By KARYN SCHERER
Hopes by the vehicle leasing industry of a big boost in business following a favourable tax ruling could prove short-lived.
Finance Minister Michael Cullen has called for a report on an Inland Revenue ruling which the industry claims could save companies around $50 million a year in GST and fringe benefit tax.
The department has capitulated after a long-running battle with Esanda Fleet Partners (formerly Avis Lease) over its annual renewable leases.
Fringe benefit tax on leased vehicles is calculated on the vehicle's purchase price for the entire time it is leased, usually in three-year blocks.
Like many in the industry, Esanda offers what is known as a "one plus one plus one" lease deal which enables customers to reduce their tax liability.
Although the department has warned that other companies are not necessarily covered by its ruling, the practice is common.
A spokeswoman for Dr Cullen confirmed the Government was concerned about the potential loss of revenue.
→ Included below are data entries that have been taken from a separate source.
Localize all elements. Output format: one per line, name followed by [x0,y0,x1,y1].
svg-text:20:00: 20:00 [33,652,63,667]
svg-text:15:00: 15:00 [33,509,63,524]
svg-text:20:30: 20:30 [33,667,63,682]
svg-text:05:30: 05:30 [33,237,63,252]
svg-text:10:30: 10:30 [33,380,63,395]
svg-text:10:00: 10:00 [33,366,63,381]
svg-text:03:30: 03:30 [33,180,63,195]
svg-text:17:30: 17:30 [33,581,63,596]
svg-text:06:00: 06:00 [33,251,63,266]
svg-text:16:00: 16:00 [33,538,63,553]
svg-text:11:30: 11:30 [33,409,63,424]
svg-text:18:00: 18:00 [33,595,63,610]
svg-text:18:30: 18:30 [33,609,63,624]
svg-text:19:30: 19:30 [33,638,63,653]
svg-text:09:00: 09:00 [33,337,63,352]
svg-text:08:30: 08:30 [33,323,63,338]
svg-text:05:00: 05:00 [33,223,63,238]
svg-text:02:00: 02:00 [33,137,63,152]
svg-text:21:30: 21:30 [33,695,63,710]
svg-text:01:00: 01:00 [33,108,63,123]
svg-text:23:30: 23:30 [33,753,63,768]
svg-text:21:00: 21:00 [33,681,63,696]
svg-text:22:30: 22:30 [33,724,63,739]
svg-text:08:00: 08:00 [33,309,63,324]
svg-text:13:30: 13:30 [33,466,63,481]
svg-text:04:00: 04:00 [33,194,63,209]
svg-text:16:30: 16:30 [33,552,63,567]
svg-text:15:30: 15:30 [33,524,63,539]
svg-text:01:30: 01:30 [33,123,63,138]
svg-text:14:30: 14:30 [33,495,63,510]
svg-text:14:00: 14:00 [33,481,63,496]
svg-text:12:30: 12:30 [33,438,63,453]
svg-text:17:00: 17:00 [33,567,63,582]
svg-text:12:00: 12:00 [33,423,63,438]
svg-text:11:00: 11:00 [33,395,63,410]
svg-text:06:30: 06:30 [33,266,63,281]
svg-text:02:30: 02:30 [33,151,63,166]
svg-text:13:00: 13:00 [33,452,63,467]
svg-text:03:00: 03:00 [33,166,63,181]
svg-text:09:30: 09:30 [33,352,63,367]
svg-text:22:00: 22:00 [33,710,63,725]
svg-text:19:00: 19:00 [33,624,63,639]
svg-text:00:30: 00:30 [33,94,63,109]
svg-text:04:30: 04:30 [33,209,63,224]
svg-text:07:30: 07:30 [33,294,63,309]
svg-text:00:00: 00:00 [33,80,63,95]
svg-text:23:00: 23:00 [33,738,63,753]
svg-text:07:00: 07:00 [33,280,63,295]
The issue would be part of a general review of fringe benefit tax to be carried out next year, she said.
"The potential loss of revenue obviously has ramifications but it's a question of an interpretation of the law.
"At the moment we're just looking at getting to grips with the background to the ruling".
Inland Revenue has not yet published its ruling on the Esanda case. However, it confirmed this week it was planning to do a wider ruling, which could affect the whole industry, later this year.